I’m going to preface this post with BloodHound is an awesome tool. It’s one of the best tools in my mind that’s ever been introduced to Information Security; It empowers Pentesters, Red Teams and Identity Security professionals to identify and remediate attack paths within their own environment. Since their announcement of “BloodHound Community Edition” (BHCE) on 8/1, I’ve always wanted to write a blog post on how you can extend BloodHound’s functionality. I’m still a ways off of that, but I still wanted to throw something out there as a celebration to SpecterOps and how you can enrich your data.

So, what’ll we be discussing today? Excellent question dear writer! We’re going to be talking about enriching information on Login Information and Kerberoastable users. Though, first I want to talk a little bit about BloodHound/SharpHound and it’s current architecture/functionality so we’re all on the same playing field as I’m going to geek out on Neo4j in a little while. So let’s dive into it!

BloodHound/SharpHound/Neo4j Basics

For those of you who aren’t aware, BloodHound is an electron application that interfaces with a a graphing database called Neo4j. Neo4j is fairly simple to digest, you have Nodes and Relationships. Some practical examples of Nodes are:

Some practical examples of relationships between nodes are:

And properties of nodes could be:

Ultimately, BloodHound tries to find relevant paths between nodes to achieve a specific path to a specific thing based on the current level of access you have. Most often this can be described by a query like “Shortest path to Domain Admin from $X”. $X can be a principal you have owned, or are targeting.

BloodHound has a ton of incredibly useful prebuilt queries to help you find that, so you don’t need to learn the query language for Neo4j. If you do however, you can make some really cool things happen. Cypher is the language Neo4j uses to query their graphing database, it’s kind of like SQL, it looks kind of the same, but is different. It’s pretty easy to pick up.

Cypher 101 - So, as we established before, BloodHound/Neo4j has Nodes, Relationships and Node properties. Let’s say we wanted to find all the computers that a user is Admin to in the environment. We could find this by performing the following query:

MATCH p=(u:User)-[:AdminTo]->(c:Computer) WHERE u.name =~ "(?i)dave.+" RETURN p

This query creates a variable, P. P contains a search for two nodes. A User and a Computer that is connected via a relationship. The relationship we care about here is AdminTo.

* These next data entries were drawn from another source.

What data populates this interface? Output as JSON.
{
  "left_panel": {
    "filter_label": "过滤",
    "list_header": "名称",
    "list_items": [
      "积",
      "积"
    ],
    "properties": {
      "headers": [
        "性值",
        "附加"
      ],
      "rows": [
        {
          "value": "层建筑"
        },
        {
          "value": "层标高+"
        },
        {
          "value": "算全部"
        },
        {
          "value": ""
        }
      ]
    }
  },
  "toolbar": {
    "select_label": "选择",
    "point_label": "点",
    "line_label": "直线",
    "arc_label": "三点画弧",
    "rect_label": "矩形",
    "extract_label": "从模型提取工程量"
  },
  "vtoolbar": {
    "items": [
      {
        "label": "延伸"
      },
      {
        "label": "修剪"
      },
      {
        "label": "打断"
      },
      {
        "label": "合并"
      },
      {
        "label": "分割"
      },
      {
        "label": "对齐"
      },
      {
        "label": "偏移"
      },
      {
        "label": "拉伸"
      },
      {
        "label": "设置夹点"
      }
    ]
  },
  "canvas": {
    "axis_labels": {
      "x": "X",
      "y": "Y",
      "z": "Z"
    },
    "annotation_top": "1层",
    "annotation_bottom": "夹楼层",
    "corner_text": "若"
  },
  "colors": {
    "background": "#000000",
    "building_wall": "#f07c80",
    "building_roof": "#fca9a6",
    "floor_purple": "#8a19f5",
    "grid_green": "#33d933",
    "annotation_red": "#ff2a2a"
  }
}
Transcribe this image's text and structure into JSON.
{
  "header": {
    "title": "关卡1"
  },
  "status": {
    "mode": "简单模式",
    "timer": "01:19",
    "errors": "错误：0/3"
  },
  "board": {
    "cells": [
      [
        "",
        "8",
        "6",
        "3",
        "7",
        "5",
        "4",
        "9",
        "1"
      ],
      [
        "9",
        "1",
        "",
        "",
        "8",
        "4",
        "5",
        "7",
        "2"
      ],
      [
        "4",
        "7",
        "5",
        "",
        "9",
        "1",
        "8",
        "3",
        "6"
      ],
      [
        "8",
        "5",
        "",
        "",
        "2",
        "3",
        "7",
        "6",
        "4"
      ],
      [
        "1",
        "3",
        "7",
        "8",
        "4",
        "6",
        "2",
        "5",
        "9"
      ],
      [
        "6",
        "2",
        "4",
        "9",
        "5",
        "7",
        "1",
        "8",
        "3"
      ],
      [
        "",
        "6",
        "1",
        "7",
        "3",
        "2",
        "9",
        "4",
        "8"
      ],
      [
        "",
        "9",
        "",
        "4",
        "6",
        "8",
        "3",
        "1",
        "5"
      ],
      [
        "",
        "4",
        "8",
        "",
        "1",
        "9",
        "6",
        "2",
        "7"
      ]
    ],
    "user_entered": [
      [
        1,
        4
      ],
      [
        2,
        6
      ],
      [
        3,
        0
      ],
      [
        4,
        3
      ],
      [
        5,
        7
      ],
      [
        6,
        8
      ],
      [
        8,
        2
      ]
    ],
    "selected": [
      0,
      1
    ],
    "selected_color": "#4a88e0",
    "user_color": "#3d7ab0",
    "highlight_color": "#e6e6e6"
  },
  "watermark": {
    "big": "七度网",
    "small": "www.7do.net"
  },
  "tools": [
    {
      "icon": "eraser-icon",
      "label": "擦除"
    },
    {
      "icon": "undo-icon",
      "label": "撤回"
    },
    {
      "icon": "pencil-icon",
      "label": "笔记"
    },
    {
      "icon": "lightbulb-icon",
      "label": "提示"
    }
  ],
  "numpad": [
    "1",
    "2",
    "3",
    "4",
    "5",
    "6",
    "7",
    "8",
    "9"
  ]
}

Running this query in BloodHound/Neo4j should work if the data exists.

[Pasted image 20230802132710.png]

We can see that we have a couple of sets of nodes where this is true. You may notice there is an extra set of relationships here that we didn’t reference in the query, this being “HasSession”. Neo4j likes to be more verbose than is necessary sometimes. Sometimes this is a great thing as you can see multiple interesting relationships when you execute a query like:

MATCH (u:User)-[:HasSession]->(c:Computer)

You may discover (for example) that a user is an Administrator on that device and also has a session on that device. Important stuff.

The same query can be executed in BloodHound and we should expect to see the same, or at least similar results.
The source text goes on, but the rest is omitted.